WASHINGTON (Reuters) - The number of Americans filing new claims for unemployment benefits fell last week, pointing to moderate job growth despite slowing economic activity.
Initial claims for state unemployment benefits declined 11,000 to a seasonally adjusted 346,000, the Labor Department said on Thursday. That was in line with economists’ expectations.
Claims have been volatile in recent weeks, but there is little in the numbers to suggest a shift in the moderate pace of job gains, even though the broader economy is struggling under the weight of higher taxes and deep government spending cuts.
Still, the improvement in labor market conditions lacks enough vigor to compel the Federal Reserve to scale back its expansive monetary stimulus.
The Fed’s policy-setting committee meets June 18-19. With data ranging from manufacturing to consumer spending showing the economy hit a soft patch early in the second quarter, it is unlikely the U.S. central bank will announce a tapering of the $85 billion in bonds it is buying each month at that meeting.
“The U.S. labor market is still improving steadily, just not at a strong enough pace to warrant Fed tapering yet,” said Jennifer Lee, a senior economist at BMO Capital Markets in Toronto.
The four-week moving average for new claims, which irons out week-to-week volatility, rose 4,500 to 352,500.
U.S. financial markets were little moved by the data as investors shifted focus to the euro zone, where the European Central Bank kept its main interest rate steady at a record low. Investors also moved to the sidelines ahead of Friday’s release of the government’s closely watched employment report for May.
Last week’s claims data has no bearing on the employment report, given that it falls outside of the survey period for the monthly jobs tally.
Employers are forecast to have added 170,000 jobs to their payrolls last month, slightly up from April’s 165,000 count, according to a Reuters survey of economists. The unemployment rate is seen holding at an almost 4-1/2 year low of 7.5 percent.
There is a risk, however, that job gains could have been less than expected in May.
Reports from the Institute for Supply Management showed a measure of employment in the services sector hit a 10-month low in May, while a gauge of factory jobs slipped a bit.
In addition, the ADP National Employment Report showed private hiring in May fell well below expectations.

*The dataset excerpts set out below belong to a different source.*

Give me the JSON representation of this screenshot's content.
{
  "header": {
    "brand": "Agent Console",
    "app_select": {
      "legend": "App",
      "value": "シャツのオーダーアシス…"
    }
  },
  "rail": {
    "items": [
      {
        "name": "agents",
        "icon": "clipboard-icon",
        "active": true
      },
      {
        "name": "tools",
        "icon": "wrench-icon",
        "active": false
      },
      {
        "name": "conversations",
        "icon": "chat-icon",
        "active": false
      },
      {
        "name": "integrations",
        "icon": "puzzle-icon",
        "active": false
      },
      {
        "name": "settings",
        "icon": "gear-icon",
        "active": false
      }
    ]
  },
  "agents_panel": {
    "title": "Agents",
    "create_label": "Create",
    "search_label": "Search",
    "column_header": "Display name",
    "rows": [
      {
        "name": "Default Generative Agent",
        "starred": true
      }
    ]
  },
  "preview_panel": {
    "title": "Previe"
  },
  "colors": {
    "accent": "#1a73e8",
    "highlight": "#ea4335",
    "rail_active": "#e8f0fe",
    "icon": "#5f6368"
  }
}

Despite the slowdown in growth momentum, companies are not responding by reducing their workforces. There is still no sign of layoffs related to the deep government spending cuts.
In a separate report, outplacement firm Challenger, Gray & Christmas said the number of planned layoffs at U.S. firms fell in May for a third straight month.
Employers announced 36,398 job cuts last month, down 4.5 percent from April. Layoffs fell 41.2 percent from a year ago.
“So far, the threat of massive job cuts related to federal spending cuts has failed to materialize”, said John Challenger, the firm’s chief executive officer.
The steady labor market improvement, coupled with rising house and share prices, is helping to support retail sales.
Major U.S. retail chains including Costco Wholesale Corp and Victoria’s Secret reported sales increases for May that were generally in line with Wall Street’s expectations, other data showed.